We also had a rule that if a player caught a thrown ball, the thrower was out. To avoid that, most of us aimed for the lower legs (harder to catch), but getting hit in the shins or feet doesn’t hurt much.
Steve Z on March 28, 2013 at 11:28 PM
Some of my fondest memories of the Sixth Grade go back to the Grand games of team Dodge Ball on the playground.
And the Nerds often did quite well at Dodge Ball too. When teams were being decided they weren’t left till last like they were in everything else.
Ditto!
For team play we said if you caught the ball one of your knocked out Team Members on the sideline came back in.
jaydee_007 on March 29, 2013 at 3:56 AM
I agree with a lot of the posters.
I loved dodgeball. Some of the most “alive” moments I had when I was in 5th and 6th grade. Raw, intense emotions and strategies along with some random chance and some tough lessons(not looking out for that missle thrower that was on the other side and opposite end of the front line). It also was one of those activities where athleticism was not 100% required.
It was also a “scary” moment when the whistle blew and the mayhem broke out. Good stuff after sitting in a class room all day. Great to get rid of the boredome and be “alive”. It was not mandatory to play but almost all the guys did.

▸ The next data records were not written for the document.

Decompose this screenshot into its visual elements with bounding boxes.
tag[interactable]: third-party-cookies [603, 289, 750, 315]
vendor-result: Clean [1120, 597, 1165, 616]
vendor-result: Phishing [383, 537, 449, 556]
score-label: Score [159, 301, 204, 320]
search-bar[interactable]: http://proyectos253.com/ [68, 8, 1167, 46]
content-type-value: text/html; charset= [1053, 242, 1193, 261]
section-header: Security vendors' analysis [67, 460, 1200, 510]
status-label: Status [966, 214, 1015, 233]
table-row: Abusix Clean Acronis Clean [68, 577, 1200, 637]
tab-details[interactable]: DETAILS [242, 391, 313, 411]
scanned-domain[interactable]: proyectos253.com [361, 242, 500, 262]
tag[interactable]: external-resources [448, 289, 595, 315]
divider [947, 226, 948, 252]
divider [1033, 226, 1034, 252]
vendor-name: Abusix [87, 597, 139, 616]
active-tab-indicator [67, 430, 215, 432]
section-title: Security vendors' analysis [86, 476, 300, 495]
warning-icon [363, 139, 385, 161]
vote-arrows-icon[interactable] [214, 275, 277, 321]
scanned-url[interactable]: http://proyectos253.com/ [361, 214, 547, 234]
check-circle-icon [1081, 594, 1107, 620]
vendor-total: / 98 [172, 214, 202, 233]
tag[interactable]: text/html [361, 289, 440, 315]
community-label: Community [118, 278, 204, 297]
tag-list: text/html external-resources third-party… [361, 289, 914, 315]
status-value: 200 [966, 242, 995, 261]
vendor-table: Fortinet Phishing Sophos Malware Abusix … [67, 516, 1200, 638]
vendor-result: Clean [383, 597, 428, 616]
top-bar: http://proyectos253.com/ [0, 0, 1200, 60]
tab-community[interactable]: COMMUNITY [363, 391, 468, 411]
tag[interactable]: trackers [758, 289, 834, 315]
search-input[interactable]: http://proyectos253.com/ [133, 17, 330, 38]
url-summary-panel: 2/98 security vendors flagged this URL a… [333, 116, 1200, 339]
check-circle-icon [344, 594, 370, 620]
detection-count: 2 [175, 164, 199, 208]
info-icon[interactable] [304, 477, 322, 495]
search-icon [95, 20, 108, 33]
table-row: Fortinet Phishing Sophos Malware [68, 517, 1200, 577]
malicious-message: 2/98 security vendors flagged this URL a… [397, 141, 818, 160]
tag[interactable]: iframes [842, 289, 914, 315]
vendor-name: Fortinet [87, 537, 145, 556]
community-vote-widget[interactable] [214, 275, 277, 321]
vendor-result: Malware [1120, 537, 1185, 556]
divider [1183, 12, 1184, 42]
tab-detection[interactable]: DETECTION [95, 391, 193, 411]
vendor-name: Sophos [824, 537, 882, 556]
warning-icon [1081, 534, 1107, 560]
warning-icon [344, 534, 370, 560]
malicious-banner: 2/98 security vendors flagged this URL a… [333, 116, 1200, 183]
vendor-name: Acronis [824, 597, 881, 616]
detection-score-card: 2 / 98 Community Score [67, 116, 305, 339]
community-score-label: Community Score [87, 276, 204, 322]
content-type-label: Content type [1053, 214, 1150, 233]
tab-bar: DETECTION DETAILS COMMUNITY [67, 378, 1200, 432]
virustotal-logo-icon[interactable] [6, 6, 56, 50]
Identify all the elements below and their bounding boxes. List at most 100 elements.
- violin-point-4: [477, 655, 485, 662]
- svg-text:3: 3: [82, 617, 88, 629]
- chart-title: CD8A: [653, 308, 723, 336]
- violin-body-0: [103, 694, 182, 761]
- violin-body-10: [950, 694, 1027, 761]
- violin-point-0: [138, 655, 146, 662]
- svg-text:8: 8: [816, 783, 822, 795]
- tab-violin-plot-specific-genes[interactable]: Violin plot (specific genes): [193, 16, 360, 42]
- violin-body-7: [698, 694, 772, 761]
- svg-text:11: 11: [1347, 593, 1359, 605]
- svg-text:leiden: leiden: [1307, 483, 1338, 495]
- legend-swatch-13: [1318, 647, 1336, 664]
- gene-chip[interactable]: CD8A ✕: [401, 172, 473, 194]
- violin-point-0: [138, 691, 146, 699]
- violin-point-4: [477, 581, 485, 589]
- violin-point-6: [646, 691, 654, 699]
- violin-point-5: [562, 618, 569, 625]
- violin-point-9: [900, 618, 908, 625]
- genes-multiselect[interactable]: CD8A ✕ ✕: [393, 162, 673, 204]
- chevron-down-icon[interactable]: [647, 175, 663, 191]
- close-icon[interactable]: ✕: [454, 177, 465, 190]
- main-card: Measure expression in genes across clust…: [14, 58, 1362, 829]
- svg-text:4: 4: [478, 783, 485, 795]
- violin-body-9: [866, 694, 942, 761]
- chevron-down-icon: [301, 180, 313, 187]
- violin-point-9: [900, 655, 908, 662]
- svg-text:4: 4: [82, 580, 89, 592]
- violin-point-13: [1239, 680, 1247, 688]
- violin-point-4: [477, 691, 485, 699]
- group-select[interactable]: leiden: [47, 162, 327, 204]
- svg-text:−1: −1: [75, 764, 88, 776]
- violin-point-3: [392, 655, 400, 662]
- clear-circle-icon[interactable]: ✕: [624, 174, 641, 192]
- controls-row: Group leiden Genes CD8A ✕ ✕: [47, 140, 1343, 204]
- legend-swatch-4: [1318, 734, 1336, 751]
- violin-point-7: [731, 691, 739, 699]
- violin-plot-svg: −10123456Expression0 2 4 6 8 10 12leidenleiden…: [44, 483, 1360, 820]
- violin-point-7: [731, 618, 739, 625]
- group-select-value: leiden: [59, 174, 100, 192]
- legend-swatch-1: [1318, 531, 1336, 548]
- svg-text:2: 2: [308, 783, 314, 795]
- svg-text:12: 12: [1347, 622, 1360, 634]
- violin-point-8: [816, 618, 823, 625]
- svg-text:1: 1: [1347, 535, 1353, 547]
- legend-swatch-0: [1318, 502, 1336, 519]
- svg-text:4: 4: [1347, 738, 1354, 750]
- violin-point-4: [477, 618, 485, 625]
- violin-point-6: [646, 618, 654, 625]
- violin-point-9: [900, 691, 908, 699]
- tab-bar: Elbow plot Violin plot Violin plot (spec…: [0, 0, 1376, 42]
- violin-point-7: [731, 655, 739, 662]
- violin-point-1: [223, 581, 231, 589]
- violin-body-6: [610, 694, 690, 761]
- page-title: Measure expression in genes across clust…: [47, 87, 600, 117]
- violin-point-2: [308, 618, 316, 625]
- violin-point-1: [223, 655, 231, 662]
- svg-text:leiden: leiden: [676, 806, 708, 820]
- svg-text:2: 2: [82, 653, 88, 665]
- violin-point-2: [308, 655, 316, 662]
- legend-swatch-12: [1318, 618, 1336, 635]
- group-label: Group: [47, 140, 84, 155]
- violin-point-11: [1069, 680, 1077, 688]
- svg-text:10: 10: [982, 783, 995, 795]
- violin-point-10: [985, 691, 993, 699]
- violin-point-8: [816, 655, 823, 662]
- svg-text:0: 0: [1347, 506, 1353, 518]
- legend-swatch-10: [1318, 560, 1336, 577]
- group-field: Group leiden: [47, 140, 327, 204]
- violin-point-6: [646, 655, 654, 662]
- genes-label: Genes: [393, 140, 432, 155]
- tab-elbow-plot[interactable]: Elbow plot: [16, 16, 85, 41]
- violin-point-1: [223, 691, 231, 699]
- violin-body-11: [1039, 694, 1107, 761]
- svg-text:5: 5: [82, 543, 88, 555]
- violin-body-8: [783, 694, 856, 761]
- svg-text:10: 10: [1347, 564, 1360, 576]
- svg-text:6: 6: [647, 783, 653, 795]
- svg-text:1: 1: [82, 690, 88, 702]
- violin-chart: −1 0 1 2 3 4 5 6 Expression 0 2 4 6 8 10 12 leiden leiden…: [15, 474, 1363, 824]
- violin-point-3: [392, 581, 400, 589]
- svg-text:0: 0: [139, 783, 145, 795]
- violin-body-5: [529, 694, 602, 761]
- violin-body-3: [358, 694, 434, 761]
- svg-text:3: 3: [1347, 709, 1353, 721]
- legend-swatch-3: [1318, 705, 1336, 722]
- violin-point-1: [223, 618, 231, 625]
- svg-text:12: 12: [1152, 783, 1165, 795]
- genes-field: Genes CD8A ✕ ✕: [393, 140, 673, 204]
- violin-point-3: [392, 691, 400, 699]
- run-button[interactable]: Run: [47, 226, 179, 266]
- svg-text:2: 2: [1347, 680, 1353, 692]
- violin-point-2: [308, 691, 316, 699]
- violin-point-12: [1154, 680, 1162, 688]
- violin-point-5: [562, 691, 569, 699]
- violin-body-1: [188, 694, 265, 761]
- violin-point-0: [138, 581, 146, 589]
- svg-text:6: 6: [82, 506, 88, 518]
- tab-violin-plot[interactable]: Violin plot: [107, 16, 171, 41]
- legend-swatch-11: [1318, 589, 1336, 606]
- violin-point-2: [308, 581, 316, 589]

I felt sorry for my kids. By they time they went through they never once played dodgeball in recess or gym. One more thing that the libs have trashed. It is a much greater loss than it would seem.
acyl72 on March 29, 2013 at 9:16 AM
So, of course, since they didn’t have that activity to burn off excess calories, the powers that be are now starving them to death because they’re getting fat sitting around not playing dodge ball.